Nasihat Tumben

“Siapa yang ingin bersaudara yang tidak memiliki aib, tanpa kekurangan, ia takkan memiliki saudara” (Fudhail bin Iyadh)

Di suatu sore saya mengobrol, lebih tepatnya, curhat dengan seorang kawan teman yang saya suka. Dia menanggapi curhatan saya itu dengan sebuah peringatan, atau nasihat bisa juga. Menyadarai bahwa saya kerap menjawab dan terlihat tidak sepakat kenapa nasihat itu dilontarkan kepada saya, teman saya itu berkata “Nasihat itu Ludi..ngga harus disampaikan karena orang yang bersangkutan melakukan kesalahan kan? Aku juga begitu sekarang, menyampaikan ini dan bukan karena aku menemukan kesalahan pada Ludi, aku percaya ko sama Ludi, aku bilang begini untuk menasihati aja, biar Ludi berhati-hati.” Dan sore itu, saya senang sekali karenanya. Rasa sayang saya padanya bertambah lagi.

Hari ini, saya kirim tausiyah (lagi) ke banyak orang. Hampir semua yang ada di phone book  saya kirimkan. Sebenarnya pemicunya karena adanya 2000 bonus sms perbulan yang jadi mubazir kalau tidak dipakai. Mungkin tidak pantas kalau alasannya karena memanfaatkan bonus pulsa. Tapi, daripada berpikir pantas-tidak pantas, benar-tidak benar, lebih baik saya lakukan saja dulu yang bisa. Daripada kebanyakan mikir malah ngga berbuat apa-apa, toh akhirnya bermanfaat juga.

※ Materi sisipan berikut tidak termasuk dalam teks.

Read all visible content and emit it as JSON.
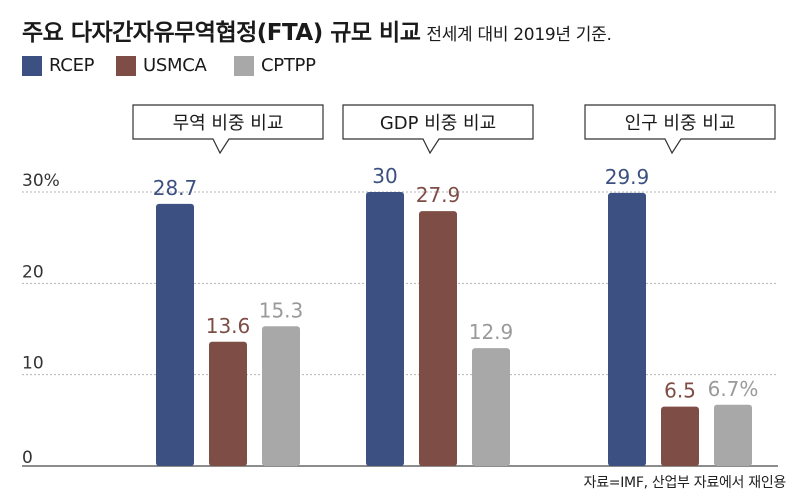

Dibilang tausiyah juga mungkin kurang tepat. Saya, menyadari tidak pandai berkata-kata indah nan menggugah, mencari kata-kata bijak di buku-buku dan mengutipnya. Saya kutip kata Fudhail bin Iyadh rahimahuLLAH “Siapa yang ingin bersaudara yang tidak memiliki aib, tanpa kekurangan, ia takkan memiliki saudara”. Dan dikirimlah sms tersebut.

Maghrib ini, salah satu teman yang saya kirim sms itu membalas “Makasi Ludi, tausiyahnya. Tapi tumben isi tausiyahnya. Memang ada apa?”. Saya tertegun. Dari puluhan sms yang saya kirim, cuma 3 yang balas –sebenarnya saya tidak mengharap balsan, kalau saya dikirim gituan juga ngga bales ko– yang 2 tanya “ini siapa” dan ini yang 1 lagi. Saya jadi teringat kata-kata teman saya tentang nasihat tempo hari yang tadi sudah saya sebut di paragraf awal. Saya balas sms itu dengan mengutip kata-kata teman saya sebelumnya itu. Akibatnya, saya jadi ingin menulis lagi tentang nasihat (kayanya dulu udah pernah deh).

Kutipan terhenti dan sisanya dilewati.